# Berkley portable line spooling station



## Popeye (May 2, 2008)

I deleted the old post and thought I would try it here. Seems more like the more logical forum

I was given a Berkley portable line spooling station by a friend. The instructions are vague at besst and I am having a very difficult time fingering this out. I am trying to put line on a spinning reel. The picture (2" x 3/4" black and white) that is on the cardboard shows the relationship between the spool and the reel but doesn't address the issue of tension. Does anyone have one of these and used it to fill a spinning reel? Any guidance?


----------



## G3_Guy (May 2, 2008)

Is this what you need flounder?

https://www.bigfishtackle.com/cgi-bin/gforum/gforum.cgi?post=409090


----------



## Jim (May 2, 2008)

G3_Guy said:


> Is this what you need flounder?
> 
> https://www.bigfishtackle.com/cgi-bin/gforum/gforum.cgi?post=409090




:beer: Nice find!


----------



## G3_Guy (May 2, 2008)

Jim said:


> G3_Guy said:
> 
> 
> > Is this what you need flounder?
> ...



Behold the power of cheese... I mean Yahoo Search Engine.  

Happy to help!


----------



## redbug (May 2, 2008)

f you try to put line on a spinning reel using the instructions shown you WILL get a lot of line twist. that station is great for casting reels but spinning gear is still better laying the spool on the floor.

Wayne


----------



## Popeye (May 2, 2008)

Thanks for the link. It does make some more sense but however it won't work for Suffix Seige. There is a notch cut out on each end of the spool so as the line comes over the edge it will snag the slot. I did the spool on the floor trick to spool my wife's president and spare spool.
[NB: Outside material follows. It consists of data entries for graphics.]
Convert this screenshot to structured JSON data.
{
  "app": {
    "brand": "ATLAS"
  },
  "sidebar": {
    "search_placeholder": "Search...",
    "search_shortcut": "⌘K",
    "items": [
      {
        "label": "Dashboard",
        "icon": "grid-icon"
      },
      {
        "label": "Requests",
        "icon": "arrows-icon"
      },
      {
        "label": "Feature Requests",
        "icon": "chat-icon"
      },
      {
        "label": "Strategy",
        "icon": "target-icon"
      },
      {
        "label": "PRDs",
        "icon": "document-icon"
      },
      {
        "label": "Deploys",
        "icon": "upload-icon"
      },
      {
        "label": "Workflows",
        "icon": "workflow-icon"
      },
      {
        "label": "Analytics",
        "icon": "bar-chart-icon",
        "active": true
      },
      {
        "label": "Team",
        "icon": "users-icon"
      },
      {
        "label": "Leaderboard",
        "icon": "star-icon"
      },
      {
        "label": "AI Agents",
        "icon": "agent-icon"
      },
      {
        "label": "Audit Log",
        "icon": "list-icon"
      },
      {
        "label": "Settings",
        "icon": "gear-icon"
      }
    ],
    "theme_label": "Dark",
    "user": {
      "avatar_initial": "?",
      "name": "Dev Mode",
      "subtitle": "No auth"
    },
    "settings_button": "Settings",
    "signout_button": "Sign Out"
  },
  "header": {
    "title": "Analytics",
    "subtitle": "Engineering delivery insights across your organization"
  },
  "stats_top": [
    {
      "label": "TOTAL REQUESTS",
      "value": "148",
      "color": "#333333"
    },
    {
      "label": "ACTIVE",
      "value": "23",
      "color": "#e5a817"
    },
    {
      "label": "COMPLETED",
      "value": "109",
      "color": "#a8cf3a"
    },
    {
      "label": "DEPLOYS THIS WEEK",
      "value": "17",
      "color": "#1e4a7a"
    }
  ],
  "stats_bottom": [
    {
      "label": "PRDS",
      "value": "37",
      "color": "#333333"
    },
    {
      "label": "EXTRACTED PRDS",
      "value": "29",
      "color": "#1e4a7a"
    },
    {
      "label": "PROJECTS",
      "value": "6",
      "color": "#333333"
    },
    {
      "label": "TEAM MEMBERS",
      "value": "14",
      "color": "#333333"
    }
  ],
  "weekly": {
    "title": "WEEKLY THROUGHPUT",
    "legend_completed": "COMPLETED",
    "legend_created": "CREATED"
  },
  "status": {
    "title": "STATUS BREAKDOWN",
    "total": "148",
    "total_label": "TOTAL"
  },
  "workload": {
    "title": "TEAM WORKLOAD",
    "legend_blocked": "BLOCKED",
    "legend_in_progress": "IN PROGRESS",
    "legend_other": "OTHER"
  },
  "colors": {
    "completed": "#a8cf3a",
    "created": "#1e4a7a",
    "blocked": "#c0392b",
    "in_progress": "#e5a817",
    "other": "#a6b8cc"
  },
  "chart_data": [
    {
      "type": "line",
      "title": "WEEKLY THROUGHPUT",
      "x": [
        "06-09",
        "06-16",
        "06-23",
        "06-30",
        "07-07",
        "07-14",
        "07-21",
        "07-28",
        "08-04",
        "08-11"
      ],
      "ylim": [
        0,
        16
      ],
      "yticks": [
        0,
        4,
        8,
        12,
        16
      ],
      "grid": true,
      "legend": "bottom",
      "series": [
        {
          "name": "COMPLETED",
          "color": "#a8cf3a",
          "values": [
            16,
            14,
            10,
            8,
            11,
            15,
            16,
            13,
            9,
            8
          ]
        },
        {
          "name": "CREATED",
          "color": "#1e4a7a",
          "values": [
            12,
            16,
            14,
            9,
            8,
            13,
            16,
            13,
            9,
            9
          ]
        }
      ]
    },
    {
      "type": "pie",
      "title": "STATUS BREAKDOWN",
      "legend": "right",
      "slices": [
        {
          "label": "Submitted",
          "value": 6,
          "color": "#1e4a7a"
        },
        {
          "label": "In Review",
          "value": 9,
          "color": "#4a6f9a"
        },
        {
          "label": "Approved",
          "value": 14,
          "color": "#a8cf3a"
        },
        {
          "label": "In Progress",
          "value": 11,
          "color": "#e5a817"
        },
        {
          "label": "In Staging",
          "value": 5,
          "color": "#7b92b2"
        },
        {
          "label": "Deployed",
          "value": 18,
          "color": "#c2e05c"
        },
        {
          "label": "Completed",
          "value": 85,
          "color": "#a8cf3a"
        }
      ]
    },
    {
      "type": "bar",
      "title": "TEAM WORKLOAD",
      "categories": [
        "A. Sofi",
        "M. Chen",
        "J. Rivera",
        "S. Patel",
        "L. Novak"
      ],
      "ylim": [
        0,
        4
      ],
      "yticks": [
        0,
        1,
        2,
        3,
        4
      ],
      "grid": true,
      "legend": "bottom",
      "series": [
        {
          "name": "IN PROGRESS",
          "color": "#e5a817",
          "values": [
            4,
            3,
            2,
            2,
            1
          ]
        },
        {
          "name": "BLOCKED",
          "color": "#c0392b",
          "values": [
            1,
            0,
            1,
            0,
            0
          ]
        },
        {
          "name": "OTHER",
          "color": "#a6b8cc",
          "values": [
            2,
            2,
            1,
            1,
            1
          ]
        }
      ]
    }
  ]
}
If I don't like the Seige line and go to another brand with smooth spool edges I was thinking of cutting a piece of PVC pipe in a "C" shape and snapping it on the spool.


----------



## Jim (May 3, 2008)

How about a little bit of tape over the notch on the spool?


----------



## redbug (May 3, 2008)

Jim said:


> How about a little bit of tape over the notch on the spool?


that's what i do.. I have had the line station for a few years and love it comes in handy the night before a tournament


----------